Demidenko's extensive discography consists of nearly 40 CDs. For Hyperion Records he has recorded over 20 albums, including Prokofiev Piano Concertos nos 2 & 3 with the London Philharmonic Orchestra released in March 2015, Gramophone Editor´s Choice award-winning album of Medtner and Music for two Pianos (with Dmitri Alexeev).

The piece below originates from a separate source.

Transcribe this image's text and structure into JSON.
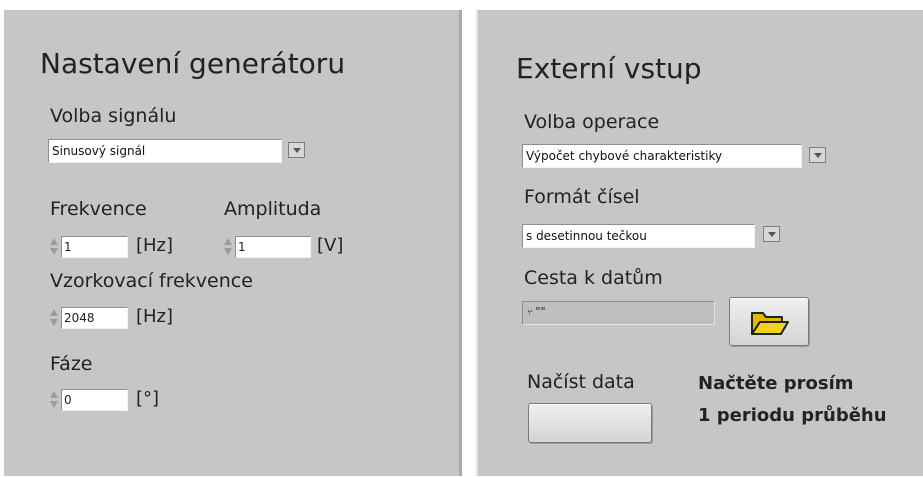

For the Munich-based AGPL label he has recorded Beethoven’s Hammerklavier Sonata, a collection of Scarlatti sonatas and a Chopin CD which won the Preis der deutschen Schallplattenkritik. Autumn 2008 saw the release of a new Chopin CD, including his first recording of the 24 Preludes, for Onyx Classics. This CD won the MIDEM 2010 Special Chopin Award for a new recording, a unique occasion edited especially for a Bicentenary of Chopin. Demidenko was one of the pianists invited to perform Chopin Piano Concerto in E minor Op. 11 concert during the celebration of Bicentenary of Chopin organized by the Fryderyk Chopin Institute in Warsaw. This concert was released on DVD by Music Accentus Music

In 2014 he was awarded an honorary doctorate from the University of Surrey in recognition of his outstanding contribution to the field of Music and the University.

Early in his career he expressed strong antipathy to the notion of 'image', stating "I'm a traditionalist, ...I like wearing white tie and tails because it creates an impersonality; the audience is not surprised and concentrates on the music", adding "I believe in hard work, good luck and a good agent for the fulfilment of my dreams".